Like so much of the warmed-over, Big Labor-underwritten Occupy movement, Miley's musical tribute to its foot soldiers is a worn-out derivative remix. She took "Liberty Walk," a year-old single; spliced in video footage of union marchers carrying carbon-copy "TAKE BACK OUR DEMOCRACY" signs; tossed in random scenes of global discontent from London to China to San Diego to Salem, Oregon; slapped on a treacly dedication to "the thousands of people who are standing up for what they believe in" (like, whatever that is); stirred; auto-tuned; and released:
"Sayin' goodbye to the people who tied you up/ It's a liberty walk, walk/ Feelin' your heart again/ Breathin' new oxygen/ It's a liberty walk, walk/ Free yourself, slam the door, not a prisoner anymore!"
Somehow, all the Occupier outbreaks of lice, public defecation, property destruction and rape got left on the cutting room floor.
Hipsters are horrified by the Hollywood hijacking. To borrow a favorite Occupier phrase, they rained "downtwinkles" on the starlet. One Occupy activist prominently distanced herself from Hannah Montana, Teen Revolutionary, and issued a challenge. Priscilla Grim, an Occupy flack, told the website TMZ that while Miley's music video "'rocks' in spirit ... she doubts the singer has the guts to actually hit the streets." Grim dared "Ms. Cyrus" to "fight on the front line of economic civil rights" and join the agitators at Los Angeles City Hall.

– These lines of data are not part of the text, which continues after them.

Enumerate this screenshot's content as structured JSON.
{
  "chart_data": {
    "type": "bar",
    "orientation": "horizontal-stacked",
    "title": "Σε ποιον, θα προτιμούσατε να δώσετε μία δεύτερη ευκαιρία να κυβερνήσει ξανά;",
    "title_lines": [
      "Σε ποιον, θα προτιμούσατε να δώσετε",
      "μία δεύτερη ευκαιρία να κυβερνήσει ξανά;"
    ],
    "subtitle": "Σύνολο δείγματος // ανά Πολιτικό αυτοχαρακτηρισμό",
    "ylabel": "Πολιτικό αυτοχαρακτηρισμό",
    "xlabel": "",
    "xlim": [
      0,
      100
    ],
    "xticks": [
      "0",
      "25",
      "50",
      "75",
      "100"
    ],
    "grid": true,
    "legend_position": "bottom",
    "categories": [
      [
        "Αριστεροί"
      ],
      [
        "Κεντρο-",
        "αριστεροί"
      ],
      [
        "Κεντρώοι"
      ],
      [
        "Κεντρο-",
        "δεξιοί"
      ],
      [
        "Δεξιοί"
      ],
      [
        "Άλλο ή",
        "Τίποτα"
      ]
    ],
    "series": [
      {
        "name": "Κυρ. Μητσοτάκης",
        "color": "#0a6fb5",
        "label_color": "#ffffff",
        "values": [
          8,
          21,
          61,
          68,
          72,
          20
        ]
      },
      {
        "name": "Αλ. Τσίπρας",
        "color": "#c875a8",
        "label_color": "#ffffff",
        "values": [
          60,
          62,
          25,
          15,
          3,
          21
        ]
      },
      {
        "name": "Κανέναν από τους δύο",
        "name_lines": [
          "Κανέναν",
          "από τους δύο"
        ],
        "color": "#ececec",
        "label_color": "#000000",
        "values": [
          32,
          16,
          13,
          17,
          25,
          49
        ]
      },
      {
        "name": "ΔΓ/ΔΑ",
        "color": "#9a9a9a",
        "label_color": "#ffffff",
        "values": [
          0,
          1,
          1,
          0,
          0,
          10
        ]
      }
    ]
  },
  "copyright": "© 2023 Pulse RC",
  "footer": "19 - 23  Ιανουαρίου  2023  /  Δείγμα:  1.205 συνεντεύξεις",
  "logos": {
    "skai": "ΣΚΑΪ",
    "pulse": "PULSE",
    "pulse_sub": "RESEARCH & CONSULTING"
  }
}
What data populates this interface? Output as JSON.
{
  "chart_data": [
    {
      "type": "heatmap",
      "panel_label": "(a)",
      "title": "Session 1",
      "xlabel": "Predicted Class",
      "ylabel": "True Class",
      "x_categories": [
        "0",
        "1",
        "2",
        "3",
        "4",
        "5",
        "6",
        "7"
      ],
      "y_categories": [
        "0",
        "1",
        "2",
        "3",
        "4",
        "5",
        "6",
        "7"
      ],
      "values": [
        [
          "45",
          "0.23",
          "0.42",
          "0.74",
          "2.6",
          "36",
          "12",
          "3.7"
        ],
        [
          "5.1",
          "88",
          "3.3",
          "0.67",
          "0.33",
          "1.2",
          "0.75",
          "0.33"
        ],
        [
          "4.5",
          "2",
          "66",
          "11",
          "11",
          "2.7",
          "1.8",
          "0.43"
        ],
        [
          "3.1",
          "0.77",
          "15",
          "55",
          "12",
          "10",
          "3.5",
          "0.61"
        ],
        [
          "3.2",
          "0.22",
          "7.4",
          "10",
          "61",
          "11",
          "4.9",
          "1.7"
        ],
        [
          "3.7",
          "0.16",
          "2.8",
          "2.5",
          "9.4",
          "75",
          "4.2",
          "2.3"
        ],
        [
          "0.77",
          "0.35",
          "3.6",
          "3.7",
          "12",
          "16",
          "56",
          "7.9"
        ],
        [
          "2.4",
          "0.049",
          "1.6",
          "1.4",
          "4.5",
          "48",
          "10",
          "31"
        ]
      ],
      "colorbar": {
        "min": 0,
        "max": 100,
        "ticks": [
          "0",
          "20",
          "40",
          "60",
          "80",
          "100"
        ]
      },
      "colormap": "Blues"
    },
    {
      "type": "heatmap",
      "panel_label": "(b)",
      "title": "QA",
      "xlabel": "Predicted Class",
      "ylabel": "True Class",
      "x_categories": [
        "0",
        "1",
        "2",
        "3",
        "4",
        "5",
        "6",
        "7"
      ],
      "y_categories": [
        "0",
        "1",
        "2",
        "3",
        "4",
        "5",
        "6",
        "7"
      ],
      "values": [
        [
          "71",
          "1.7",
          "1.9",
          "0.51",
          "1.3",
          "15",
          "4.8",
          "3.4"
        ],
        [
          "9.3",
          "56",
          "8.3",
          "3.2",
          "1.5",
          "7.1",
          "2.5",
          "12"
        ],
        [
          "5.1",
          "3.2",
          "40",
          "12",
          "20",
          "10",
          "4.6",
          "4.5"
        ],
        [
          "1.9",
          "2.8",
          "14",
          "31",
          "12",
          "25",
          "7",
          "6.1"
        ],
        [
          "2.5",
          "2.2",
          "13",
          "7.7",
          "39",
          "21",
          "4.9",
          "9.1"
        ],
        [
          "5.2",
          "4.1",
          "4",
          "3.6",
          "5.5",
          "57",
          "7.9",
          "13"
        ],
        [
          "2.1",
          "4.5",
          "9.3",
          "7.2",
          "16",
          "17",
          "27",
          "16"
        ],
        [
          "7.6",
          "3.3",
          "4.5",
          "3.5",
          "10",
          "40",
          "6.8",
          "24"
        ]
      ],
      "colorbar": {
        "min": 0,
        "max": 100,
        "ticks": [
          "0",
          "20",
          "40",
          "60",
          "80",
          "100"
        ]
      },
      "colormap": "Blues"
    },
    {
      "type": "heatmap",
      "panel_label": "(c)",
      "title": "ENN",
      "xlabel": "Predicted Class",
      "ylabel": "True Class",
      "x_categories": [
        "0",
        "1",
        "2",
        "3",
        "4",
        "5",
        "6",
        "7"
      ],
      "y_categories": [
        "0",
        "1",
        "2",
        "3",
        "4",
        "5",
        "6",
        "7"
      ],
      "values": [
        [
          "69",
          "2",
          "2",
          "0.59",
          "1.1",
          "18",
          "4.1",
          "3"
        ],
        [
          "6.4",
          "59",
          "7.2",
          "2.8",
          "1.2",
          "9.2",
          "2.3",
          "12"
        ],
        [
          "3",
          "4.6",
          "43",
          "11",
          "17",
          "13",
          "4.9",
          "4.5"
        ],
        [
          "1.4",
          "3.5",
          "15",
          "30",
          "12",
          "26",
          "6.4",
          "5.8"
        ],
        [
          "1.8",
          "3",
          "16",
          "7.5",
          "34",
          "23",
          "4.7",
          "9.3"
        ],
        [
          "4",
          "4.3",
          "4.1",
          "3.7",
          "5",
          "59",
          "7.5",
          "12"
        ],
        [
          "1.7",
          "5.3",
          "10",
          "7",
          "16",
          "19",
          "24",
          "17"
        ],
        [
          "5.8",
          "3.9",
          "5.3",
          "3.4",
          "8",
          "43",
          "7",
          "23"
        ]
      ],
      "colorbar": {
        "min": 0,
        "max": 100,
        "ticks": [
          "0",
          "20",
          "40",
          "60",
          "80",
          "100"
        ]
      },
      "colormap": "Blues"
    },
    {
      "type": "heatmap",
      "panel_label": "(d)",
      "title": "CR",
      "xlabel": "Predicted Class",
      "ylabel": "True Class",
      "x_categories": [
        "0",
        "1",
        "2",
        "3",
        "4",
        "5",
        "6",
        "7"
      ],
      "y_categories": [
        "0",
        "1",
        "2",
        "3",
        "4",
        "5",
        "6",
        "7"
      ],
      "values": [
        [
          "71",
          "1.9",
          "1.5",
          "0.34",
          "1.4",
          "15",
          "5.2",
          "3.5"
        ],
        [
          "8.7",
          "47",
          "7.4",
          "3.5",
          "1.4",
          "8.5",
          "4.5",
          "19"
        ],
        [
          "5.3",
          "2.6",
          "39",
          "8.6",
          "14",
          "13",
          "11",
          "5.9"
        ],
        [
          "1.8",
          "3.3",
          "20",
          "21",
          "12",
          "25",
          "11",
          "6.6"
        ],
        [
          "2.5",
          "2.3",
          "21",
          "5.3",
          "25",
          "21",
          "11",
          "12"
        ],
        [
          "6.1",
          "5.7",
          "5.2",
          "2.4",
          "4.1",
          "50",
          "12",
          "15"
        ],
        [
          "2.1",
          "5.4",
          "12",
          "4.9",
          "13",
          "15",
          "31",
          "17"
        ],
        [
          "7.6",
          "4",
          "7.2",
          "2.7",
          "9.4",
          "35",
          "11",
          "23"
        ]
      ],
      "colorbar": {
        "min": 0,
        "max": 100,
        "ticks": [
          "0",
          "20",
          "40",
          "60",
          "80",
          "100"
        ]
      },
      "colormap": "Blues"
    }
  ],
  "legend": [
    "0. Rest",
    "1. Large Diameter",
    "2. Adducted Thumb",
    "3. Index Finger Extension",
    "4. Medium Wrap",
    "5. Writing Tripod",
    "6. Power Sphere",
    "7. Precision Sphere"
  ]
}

Will Miley put her Louboutins where her vocal cords are? With an estimated net worth of $120 million, the radical chic poseur is no dummy. While her video stokes anti-police hostility and anti-bank rage, she and her managers can safely raise their figurative fists with one hand while inking new corporate deals with the other.
One YouTube commenter decried Tinseltown's "cynical ploy":
"This is disgusting. Another celebrity cashing in on the Occupy movement for their own profit. First (rapper) Jay-Z selling T-shirts and giving no money to the movement and now this. It might be different if she was giving all the profits from this song to the movement, but she's keeping all of it for herself. I am an active member of Occupy — and on behalf of the movement I would like to say f**k you Miley Cyrus and f**k you Jay-Z. You are blood-sucking scum!"
That's just a bit harsh. After all, diehard Occupiers themselves are hawking photos, documentaries and all manner of assorted swag from one coast to the other, while live-streaming their nocturnal, police-obstructing parties over corporate airwaves. They've opened bank accounts with the same companies their masked peers have vandalized. Their union elders are cutting deals with the same retailers they besieged on Black Friday.
In so many ways, Miley and the Occu-mob are a match made in heaven. Vacuous. Hypocritical. Entitled. Vain. Nihilist. Exhibitionist. Coddled. Forever adolescent, treating life like an endless "Party in the U.S.A.," and demanding that everyone else pay for it.